A “salad” with a “dash” is not how you expect to hear a person described in terms of his or her ethnic heritage, but, at the same time, it doesn’t feel particularly forced or strained.
The “laboratory” of your mind is similarly unexpected, and expansive, in terms of the way that one might be conjuring such images, but is not in any way disruptive of the linguistic or interpretive flow. The “on the dark innerside of your eyelids” is perhaps unnecessary, but it’s not strictly redundant, because it captures the projection of an image onto a concrete two-dimensional screen, as opposed a more ethereal image; (which is then further reinforced by “objective, absolutely optical”). The word “ghost” is not generally associated with this type of remembrance, and is therefore somewhat unexpected, but actually makes perfect sense, as Humbert is clearly haunted – and it’s offset by the “natural colors” (as most people probably think of ghosts in black-and-white).

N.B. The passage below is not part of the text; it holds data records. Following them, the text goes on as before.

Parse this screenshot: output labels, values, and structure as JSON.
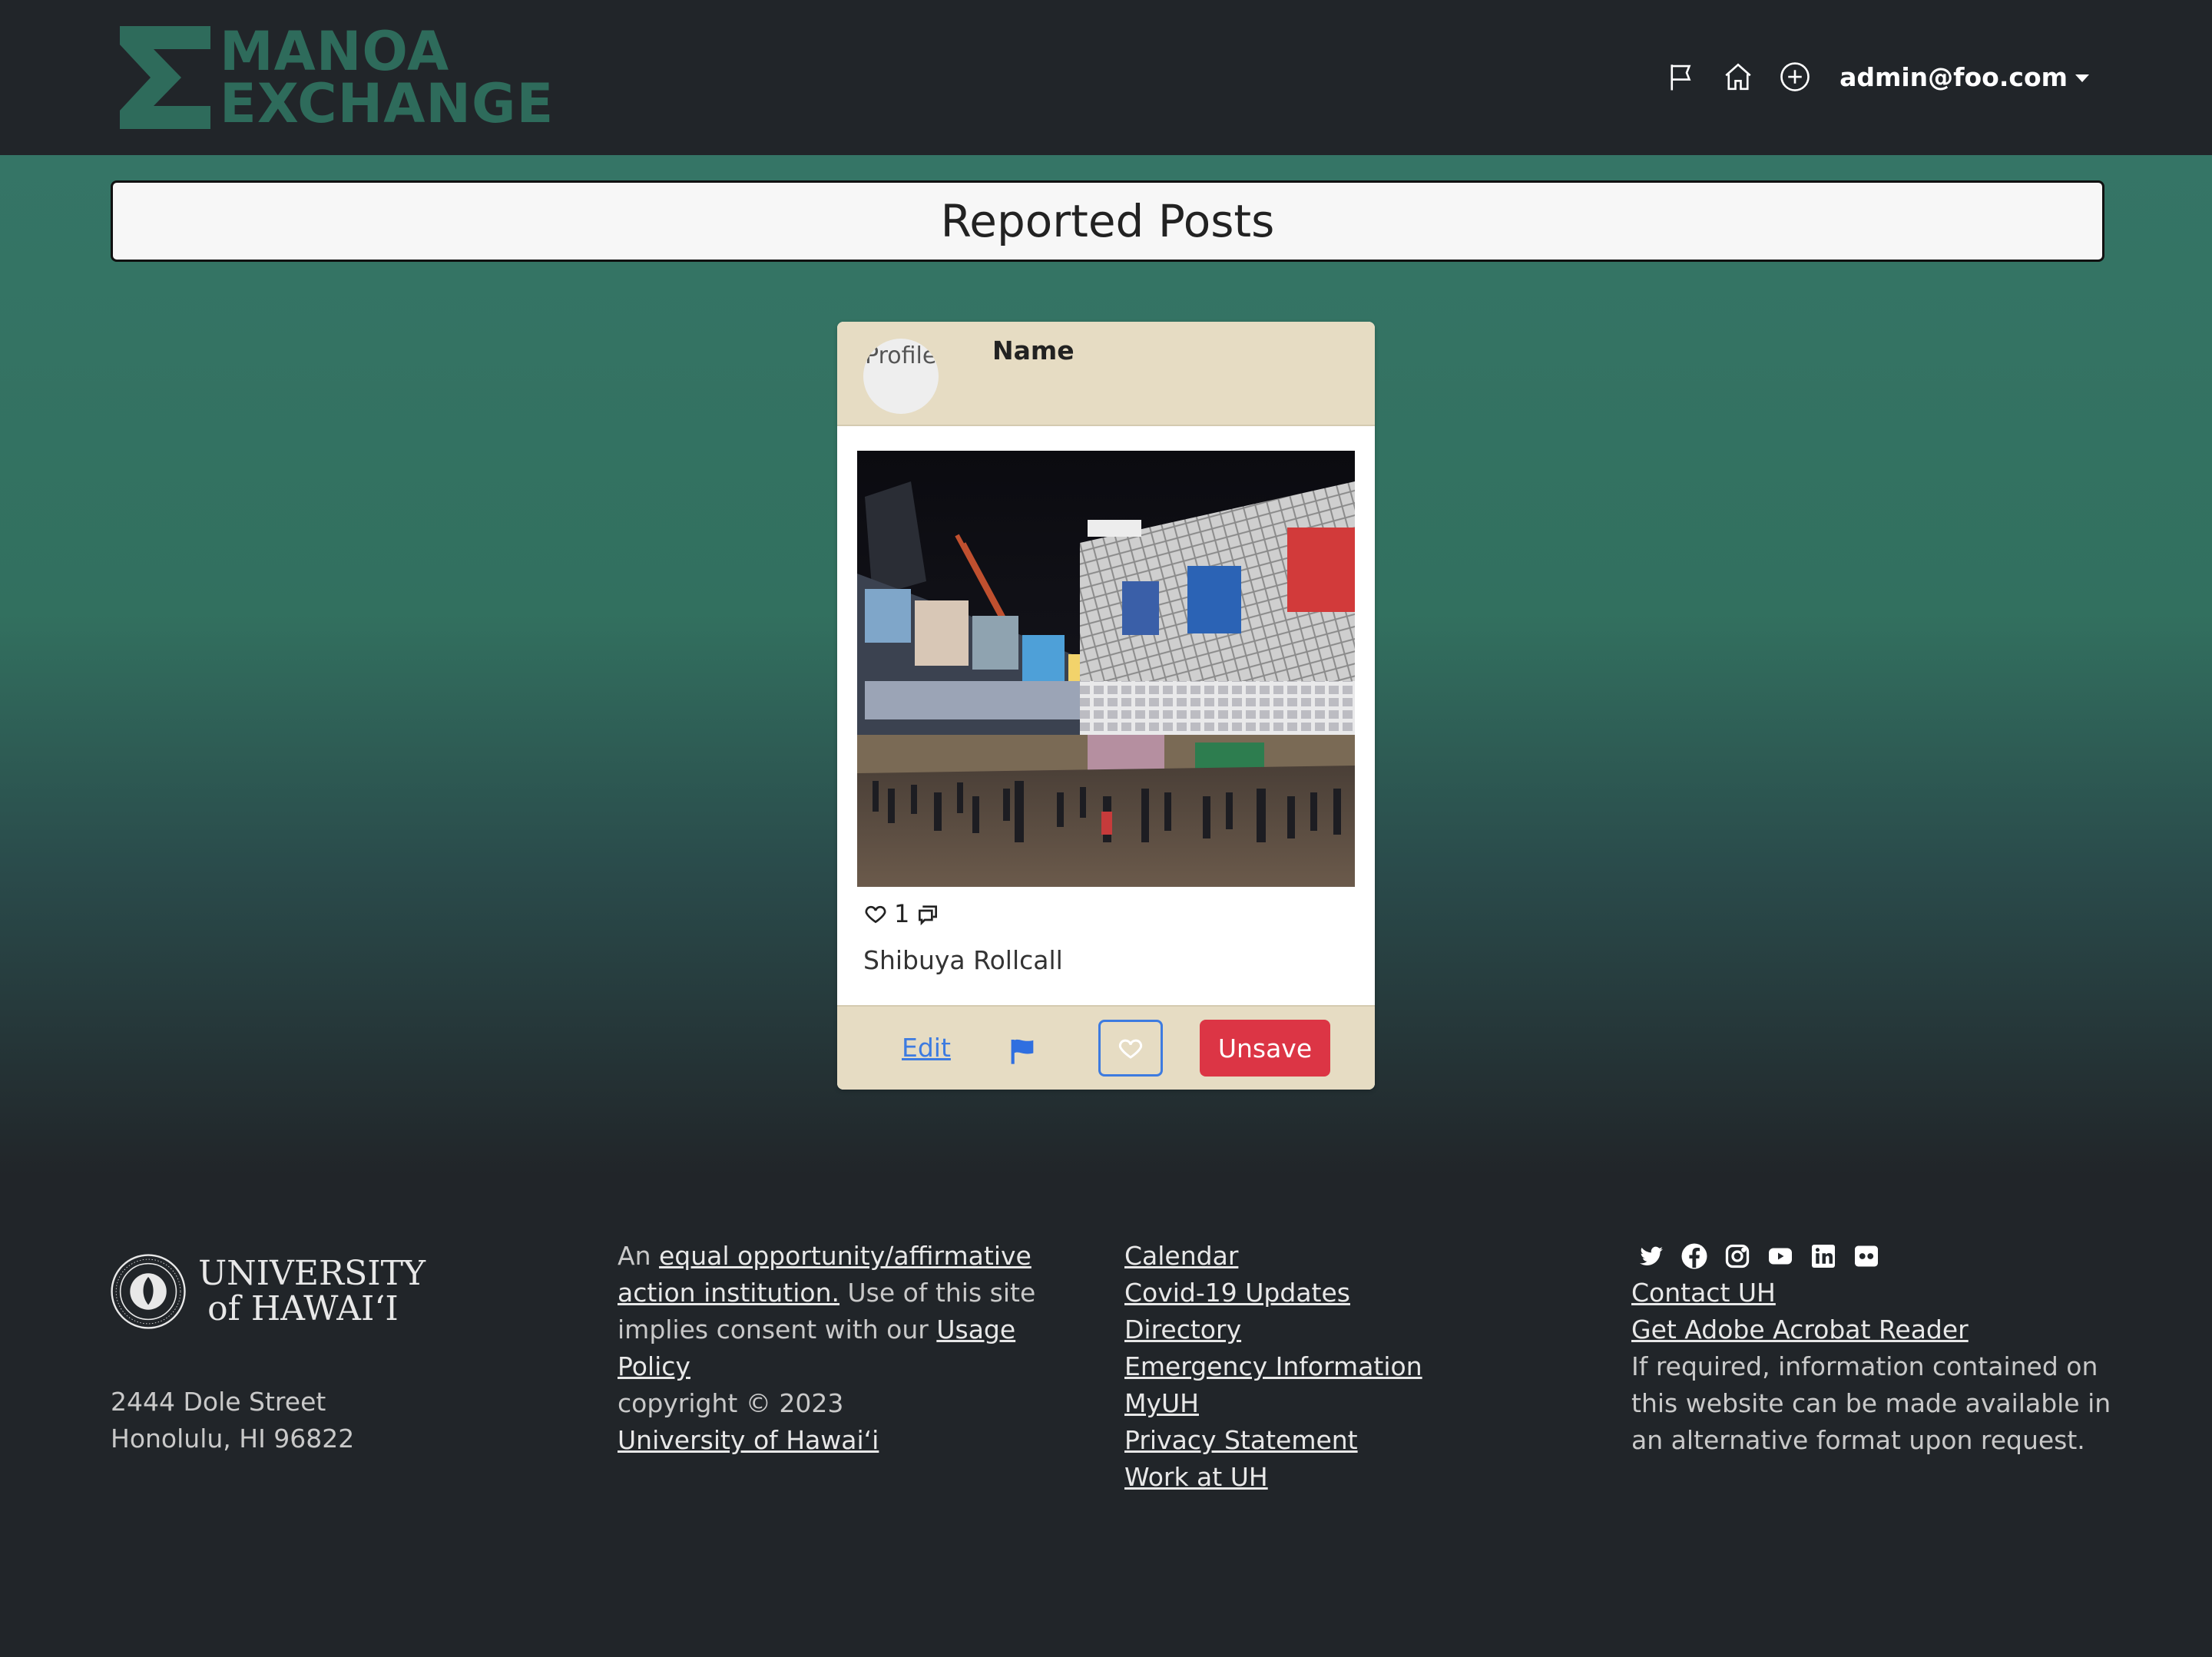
{
  "navbar": {
    "brand_line1": "MANOA",
    "brand_line2": "EXCHANGE",
    "icons": [
      "flag-icon",
      "home-icon",
      "plus-circle-icon"
    ],
    "user_email": "admin@foo.com"
  },
  "page": {
    "title": "Reported Posts"
  },
  "post": {
    "avatar_alt": "Profile",
    "author_name": "Name",
    "likes_count": "1",
    "caption": "Shibuya Rollcall",
    "edit_label": "Edit",
    "unsave_label": "Unsave"
  },
  "footer": {
    "university_line1": "UNIVERSITY",
    "university_line2": "of HAWAIʻI",
    "address_line1": "2444 Dole Street",
    "address_line2": "Honolulu, HI 96822",
    "statement_prefix": "An ",
    "equal_opportunity_link": "equal opportunity/affirmative action institution.",
    "statement_middle": " Use of this site implies consent with our ",
    "usage_policy_link": "Usage Policy",
    "copyright": "copyright © 2023",
    "university_link": "University of Hawaiʻi",
    "links": [
      "Calendar",
      "Covid-19 Updates",
      "Directory",
      "Emergency Information",
      "MyUH",
      "Privacy Statement",
      "Work at UH"
    ],
    "social_icons": [
      "twitter-icon",
      "facebook-icon",
      "instagram-icon",
      "youtube-icon",
      "linkedin-icon",
      "flickr-icon"
    ],
    "contact_link": "Contact UH",
    "acrobat_link": "Get Adobe Acrobat Reader",
    "accessibility_note": "If required, information contained on this website can be made available in an alternative format upon request."
  },
  "colors": {
    "navbar_bg": "#212529",
    "brand_green": "#2e6b5b",
    "card_tan": "#e6dcc3",
    "unsave_red": "#dc3545",
    "link_blue": "#3d7be0"
  }
}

Not only do I like the alliteration, but “wrought-iron” evokes the real and/or metaphorical prison bars, and “criss-cross” is interesting because you generally think of causation as linear, as opposed to lateral.
In all of these cases, and what I appreciate most, is that the words are communicating something to the reader. And, while different readers might take away different thoughts, images, appreciation, or ideas, the words generally flow, and are easy to understand; not simply showing off, for their own sake.
By contrast, for example, this description from a different author, in a different New York Times Book Review:
“‘Mr. Peanut’ is a hybrid wonder, being at once a detective story, an arch gloss on that genre and a bravura romance, totally upended, that employs the possible murder of one’s wife as a means of revealing the manifold facets of truest, desperate love. All this is driven by the edgy sparkle of the prose, which acts not only as a mirror or lens but as an accelerant, lighting up every layer of his characters’ consciousness to a degree that feels almost dangerous.”
How much effort am I supposed to make to try to understand what (if anything, really) this pretentious windbag is trying to say?